Joe Conason's Journal

Even U.S. war supporters begin to ask: Where are the weapons of mass destruction?

Published June 3, 2003 4:12PM (EDT)

Losing patience, here and in Britain
Impatient as the Bush and Blair governments became with the plodding pace of U.N. inspections last winter, their friends and flacks now insist that if only we will wait, weapons of mass destruction shall surely be discovered in Iraq. But patience is waning even among supporters of the war. Evidence of WMDs is still scarce, while evidence that intelligence was distorted and fabricated is increasingly plentiful.

In Washington, even senior Senate Republicans may be worried that the continuing failure to find weapons of mass destruction will damage American prestige abroad. (They also don't like being lied to, and could be fretting silently about the potential long-term political damage at home.)

The coming investigation by the Senate Intelligence Committee could force a real accounting from Donald Rumsfeld and Colin Powell. Where that would lead is hard to predict, since both Powell and Rumsfeld still proclaim confidence in their earlier predictions. But if it is true, as reported in the Guardian, that Powell told British foreign minister Jack Straw last February of his worries about the quality of intelligence concerning Iraqi WMDs, then the continuing rift between the Pentagon and the State Department might be publicly exposed -- to the great embarrassment of the White House. (It must be added that, despite "transcripts" allegedly circulating in NATO circles, Straw denies any such conversation between him and Powell ever occurred.)

Meanwhile in Britain, Tony Blair is coming under intense pressure to prove that his government's claims about Iraqi weapons programs were not fraudulent -- or at best exaggerated. An editorial in today's Evening Standard voiced the dismay felt by British supporters of the war who suddenly suspect they were misled:

"We were persuaded to support the involvement of British forces not because of Saddam's repressive regime but because we trusted the Prime Minister's conclusions about the nature of the threat posed by weapons of mass destruction.

"More than any other prime minister in recent times, Tony Blair relies upon his relationship of trust with the British people ... If he cannot successfully rebut the allegation that he duped his countrymen into going to war, his leadership will be dangerously compromised." Outrage on these shores isn't nearly as great as in Britain yet, perhaps owing to the greater capacity for self-deception of our pundits and politicians. But there are danger signs for Bush, and not only from the reliably skeptical Paul Krugman. Words like "lies" and "lying" are becoming common usage to describe the spin emanating from this White House. (It may even be a good time to be the author of a book with this title.)

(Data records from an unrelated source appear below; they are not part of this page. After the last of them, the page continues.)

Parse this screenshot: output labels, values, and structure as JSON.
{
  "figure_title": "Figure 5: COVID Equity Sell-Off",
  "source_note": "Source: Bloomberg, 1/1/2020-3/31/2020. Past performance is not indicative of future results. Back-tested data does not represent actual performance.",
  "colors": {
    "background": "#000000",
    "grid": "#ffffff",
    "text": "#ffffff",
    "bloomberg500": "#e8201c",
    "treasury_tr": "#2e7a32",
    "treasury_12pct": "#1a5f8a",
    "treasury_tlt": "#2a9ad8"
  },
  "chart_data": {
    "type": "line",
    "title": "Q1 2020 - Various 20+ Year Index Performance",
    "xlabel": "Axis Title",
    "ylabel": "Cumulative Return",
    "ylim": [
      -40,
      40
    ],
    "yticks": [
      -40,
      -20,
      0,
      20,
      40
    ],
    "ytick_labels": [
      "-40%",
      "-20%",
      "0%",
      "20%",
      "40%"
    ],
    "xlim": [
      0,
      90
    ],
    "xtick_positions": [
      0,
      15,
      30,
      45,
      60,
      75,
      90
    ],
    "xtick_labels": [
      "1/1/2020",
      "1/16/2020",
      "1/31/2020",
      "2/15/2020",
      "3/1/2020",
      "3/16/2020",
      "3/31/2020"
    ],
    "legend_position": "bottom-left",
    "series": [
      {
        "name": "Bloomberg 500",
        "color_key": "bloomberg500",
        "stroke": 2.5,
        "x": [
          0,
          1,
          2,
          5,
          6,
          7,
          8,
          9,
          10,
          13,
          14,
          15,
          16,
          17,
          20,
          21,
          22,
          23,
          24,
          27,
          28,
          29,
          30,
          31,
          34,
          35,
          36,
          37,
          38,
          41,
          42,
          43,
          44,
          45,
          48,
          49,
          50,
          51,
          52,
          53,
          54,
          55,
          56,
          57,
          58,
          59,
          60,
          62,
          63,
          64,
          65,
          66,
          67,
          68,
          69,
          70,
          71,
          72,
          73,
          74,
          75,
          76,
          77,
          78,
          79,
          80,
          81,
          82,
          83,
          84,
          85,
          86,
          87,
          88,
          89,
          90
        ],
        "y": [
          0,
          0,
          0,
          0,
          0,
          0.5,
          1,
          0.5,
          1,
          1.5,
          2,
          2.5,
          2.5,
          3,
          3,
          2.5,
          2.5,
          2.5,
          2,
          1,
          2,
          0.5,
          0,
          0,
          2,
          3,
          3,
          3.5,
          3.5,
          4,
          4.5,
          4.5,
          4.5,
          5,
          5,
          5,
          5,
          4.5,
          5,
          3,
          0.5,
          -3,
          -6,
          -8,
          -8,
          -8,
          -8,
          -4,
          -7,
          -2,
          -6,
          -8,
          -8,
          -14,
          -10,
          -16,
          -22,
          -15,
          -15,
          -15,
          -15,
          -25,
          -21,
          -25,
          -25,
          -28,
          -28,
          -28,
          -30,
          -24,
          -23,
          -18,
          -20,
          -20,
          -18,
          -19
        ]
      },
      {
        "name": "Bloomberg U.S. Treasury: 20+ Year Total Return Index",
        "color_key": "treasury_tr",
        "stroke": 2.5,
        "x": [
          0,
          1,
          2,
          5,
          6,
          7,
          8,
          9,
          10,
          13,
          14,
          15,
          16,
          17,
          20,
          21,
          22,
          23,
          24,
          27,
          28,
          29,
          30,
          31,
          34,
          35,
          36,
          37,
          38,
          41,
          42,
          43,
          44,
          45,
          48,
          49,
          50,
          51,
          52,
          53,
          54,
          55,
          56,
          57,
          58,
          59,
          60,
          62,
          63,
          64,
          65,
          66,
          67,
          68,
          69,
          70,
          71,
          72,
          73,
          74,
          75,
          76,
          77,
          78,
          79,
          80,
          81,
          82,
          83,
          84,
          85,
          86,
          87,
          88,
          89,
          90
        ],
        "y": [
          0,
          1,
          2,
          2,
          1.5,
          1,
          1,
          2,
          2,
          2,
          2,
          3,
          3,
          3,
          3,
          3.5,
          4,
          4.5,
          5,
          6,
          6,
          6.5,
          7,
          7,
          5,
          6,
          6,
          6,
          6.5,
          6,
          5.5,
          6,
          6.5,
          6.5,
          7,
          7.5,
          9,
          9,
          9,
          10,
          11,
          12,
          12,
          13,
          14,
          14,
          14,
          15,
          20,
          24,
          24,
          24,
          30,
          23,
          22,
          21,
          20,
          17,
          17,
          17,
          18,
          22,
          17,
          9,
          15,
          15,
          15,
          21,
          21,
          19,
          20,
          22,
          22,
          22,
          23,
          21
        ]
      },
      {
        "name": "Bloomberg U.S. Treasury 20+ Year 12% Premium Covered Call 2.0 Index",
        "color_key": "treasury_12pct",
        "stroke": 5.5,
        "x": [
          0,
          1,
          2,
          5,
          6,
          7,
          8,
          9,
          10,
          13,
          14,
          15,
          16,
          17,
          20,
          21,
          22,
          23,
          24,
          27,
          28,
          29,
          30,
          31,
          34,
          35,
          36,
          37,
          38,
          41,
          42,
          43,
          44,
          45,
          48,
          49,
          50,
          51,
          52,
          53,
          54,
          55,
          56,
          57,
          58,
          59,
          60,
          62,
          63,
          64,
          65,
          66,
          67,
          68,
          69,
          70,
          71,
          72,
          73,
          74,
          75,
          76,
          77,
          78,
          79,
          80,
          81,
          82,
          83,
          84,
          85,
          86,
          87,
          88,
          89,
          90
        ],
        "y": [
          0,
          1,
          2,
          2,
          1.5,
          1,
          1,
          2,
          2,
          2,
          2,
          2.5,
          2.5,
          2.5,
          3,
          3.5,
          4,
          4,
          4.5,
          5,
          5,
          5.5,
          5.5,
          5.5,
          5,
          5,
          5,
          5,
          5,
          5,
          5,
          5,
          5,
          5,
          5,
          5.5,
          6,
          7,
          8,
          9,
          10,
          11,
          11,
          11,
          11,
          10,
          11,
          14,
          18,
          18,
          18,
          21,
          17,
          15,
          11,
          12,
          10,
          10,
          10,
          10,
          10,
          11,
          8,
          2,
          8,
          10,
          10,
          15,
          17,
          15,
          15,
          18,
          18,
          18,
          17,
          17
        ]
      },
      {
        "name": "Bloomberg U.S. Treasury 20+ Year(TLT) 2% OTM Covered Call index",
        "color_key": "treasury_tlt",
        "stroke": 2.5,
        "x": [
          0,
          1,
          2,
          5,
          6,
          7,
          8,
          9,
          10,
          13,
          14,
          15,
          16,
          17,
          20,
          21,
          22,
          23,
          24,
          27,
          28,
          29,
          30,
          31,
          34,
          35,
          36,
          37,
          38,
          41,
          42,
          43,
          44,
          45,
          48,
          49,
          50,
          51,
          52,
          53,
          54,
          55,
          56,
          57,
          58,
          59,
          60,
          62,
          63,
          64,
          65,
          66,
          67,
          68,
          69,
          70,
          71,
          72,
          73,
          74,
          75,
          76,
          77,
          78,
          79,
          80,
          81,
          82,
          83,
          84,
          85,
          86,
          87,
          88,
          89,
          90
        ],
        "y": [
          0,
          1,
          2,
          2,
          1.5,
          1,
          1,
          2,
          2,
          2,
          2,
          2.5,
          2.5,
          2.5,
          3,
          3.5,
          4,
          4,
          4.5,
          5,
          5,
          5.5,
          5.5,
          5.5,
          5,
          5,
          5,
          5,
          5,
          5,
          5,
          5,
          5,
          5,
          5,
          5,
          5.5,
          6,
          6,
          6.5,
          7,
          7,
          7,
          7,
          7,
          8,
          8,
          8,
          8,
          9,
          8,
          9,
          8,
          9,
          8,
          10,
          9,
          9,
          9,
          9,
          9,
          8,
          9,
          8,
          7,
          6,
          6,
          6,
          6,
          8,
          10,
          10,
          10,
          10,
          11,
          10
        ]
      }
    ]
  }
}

Read the most recent column by Mark Bowden, celebrated author of "Black Hawk Down" and a sincere supporter of the war, which must have given Karl Rove heartburn (and my thanks to the Daily Howler for pointing it out). As Bowden unhappily concluded:

"When a president lies or exaggerates in making an argument for war, when he spins the facts to sell his case, he betrays his public trust, and he diminishes the credibility of his office and our country. We are at war. What we lost in this may yet end up being far more important than what we gained."